Quarterly snapshot
Campbell’s Company reported third-quarter adjusted earnings per share of $0.50, marginally above the analyst consensus of $0.49. Revenue for the quarter was $2.4 billion, a 4% decline from the prior year, and slightly ahead of the $2.39 billion estimate. The company said organic net sales declined 4%, a drop attributed primarily to lower volume and mix, partially offset by positive net price realization.
Executive comment
"Our third quarter results were generally in-line with our expectations but remained under pressure, reflecting top-line softness and inflation-driven margin headwinds," said Mick Beekhuizen, Campbell’s President and Chief Executive Officer.
Margins and profitability
Adjusted EBIT declined 24% to $274 million for the quarter, reflecting margin erosion associated with cost inflation and elevated supply chain costs, including tariff impacts.

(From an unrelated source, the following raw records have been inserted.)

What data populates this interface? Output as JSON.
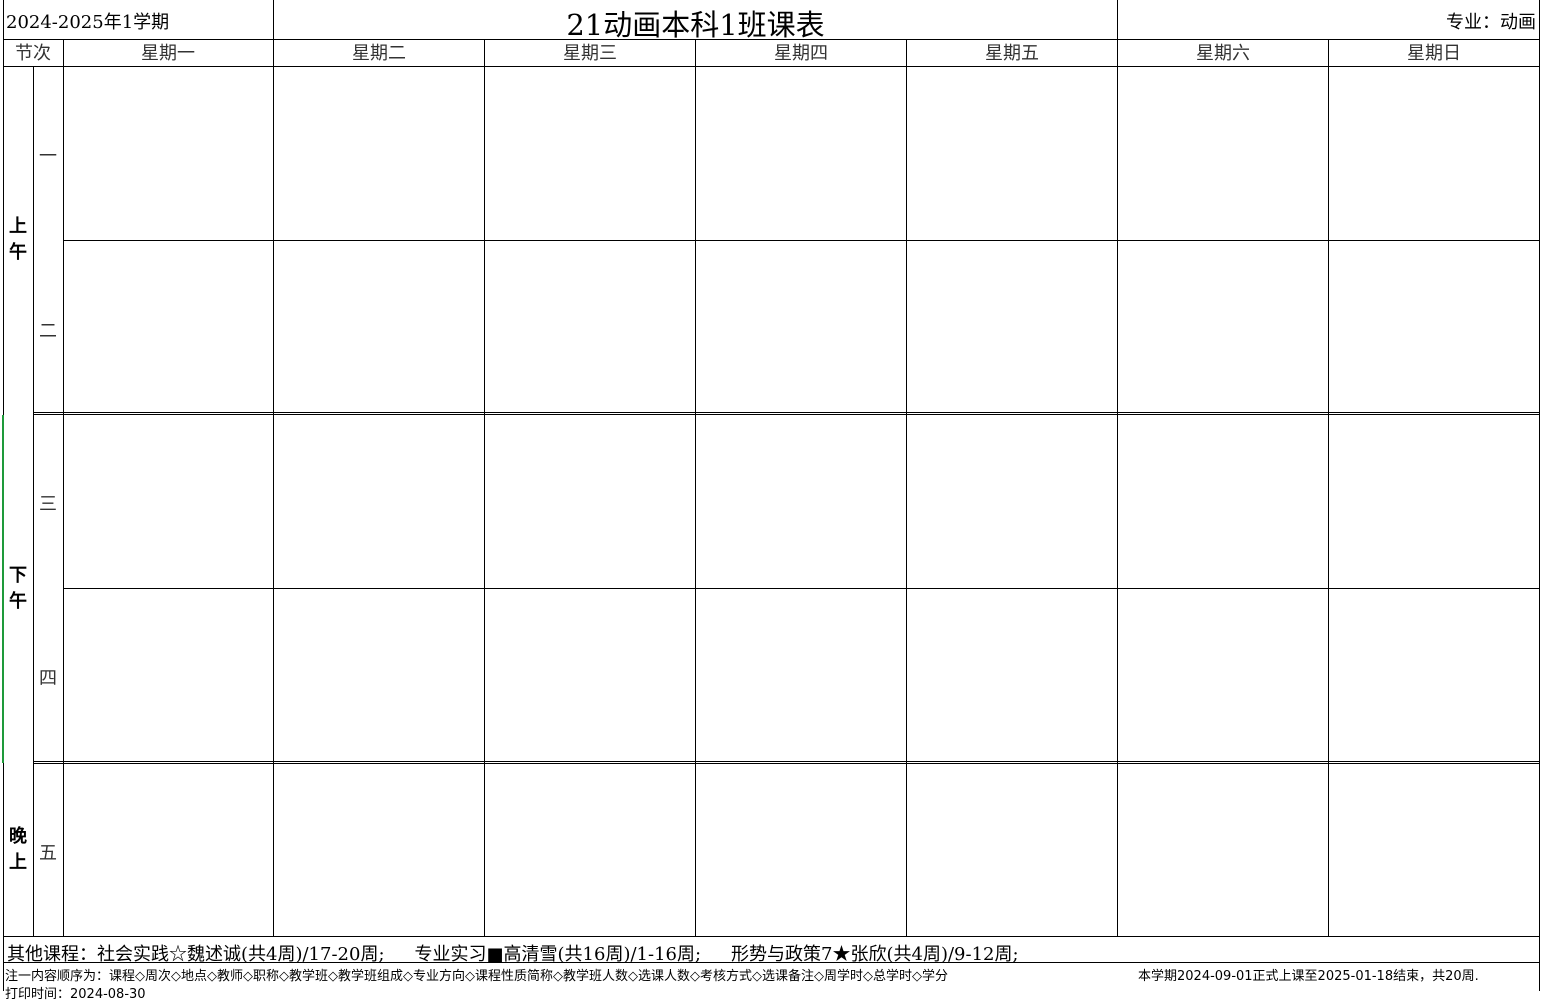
{
  "header": {
    "term": "2024-2025年1学期",
    "title": "21动画本科1班课表",
    "major": "专业：动画"
  },
  "table": {
    "corner_label": "节次",
    "days": [
      "星期一",
      "星期二",
      "星期三",
      "星期四",
      "星期五",
      "星期六",
      "星期日"
    ],
    "sessions": [
      "上午",
      "下午",
      "晚上"
    ],
    "periods": [
      "一",
      "二",
      "三",
      "四",
      "五"
    ],
    "session_chars": {
      "morning": [
        "上",
        "午"
      ],
      "afternoon": [
        "下",
        "午"
      ],
      "evening": [
        "晚",
        "上"
      ]
    }
  },
  "footer": {
    "other_courses_label": "其他课程：",
    "other_courses": [
      "社会实践☆魏述诚(共4周)/17-20周;",
      "专业实习■高清雪(共16周)/1-16周;",
      "形势与政策7★张欣(共4周)/9-12周;"
    ],
    "note": "注一内容顺序为：课程◇周次◇地点◇教师◇职称◇教学班◇教学班组成◇专业方向◇课程性质简称◇教学班人数◇选课人数◇考核方式◇选课备注◇周学时◇总学时◇学分",
    "semester_info": "本学期2024-09-01正式上课至2025-01-18结束，共20周.",
    "print_time": "打印时间：2024-08-30"
  }
}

Adjusted gross profit margin contracted by 240 basis points to 27.7%. The company noted that supply chain productivity improvements and cost savings initiatives provided partial offsets to those headwinds.
Category performance
The Meals & Beverages segment saw net sales fall 4%. Within that segment, U.S. soup sales decreased 8%, with condensed and ready-to-serve varieties cited as the primary drivers of the decline. The Snacks segment also recorded a 4% decline in net sales, with weakness reported across salty snacks, crackers and fresh bakery products.
Cash flow and cost savings
Year-to-date cash flow from operations totaled $839 million, down from $872 million in the prior year. During the quarter, Campbell’s delivered approximately $20 million in cost savings, bringing cumulative savings to $200 million toward a fiscal 2028 target of $375 million.
Guidance
Campbell’s reaffirmed its full-year fiscal 2026 guidance. The company expects organic net sales to be down 2% to down 1%, and it maintained its adjusted EPS guidance range of $2.15 to $2.25. That range represents a decline of 26% to 23% compared with fiscal 2025 results excluding the 53rd week. The midpoint of the guidance is $2.20, versus the prior year’s adjusted EPS of $2.91.
Market reaction and analyst commentary
Shares rose about 3% following the results. In the wake of the report, analysts at Vital Knowledge described the results as fitting into a "could have been worse" category and suggested the report could prompt a modest and brief rebound rally, noting valuation and income characteristics such as a roughly 10x price-to-earnings ratio and a dividend yield above 7%. The analysts also emphasized the underlying weakness in fundamentals, observing that EPS is down more than 30% amid muted top-line trends and ongoing cost and inflation pressures.
Outlook
Management has emphasized ongoing productivity measures and cost savings programs as partial mitigants to inflation and supply chain costs, while retaining its guidance for fiscal 2026. The company’s ability to recover volumes or further offset inflation through productivity and pricing will shape near-term performance.
Note: This report reflects the company-reported figures and statements for the third quarter and the fiscal 2026 guidance as provided by company management and cited analysts.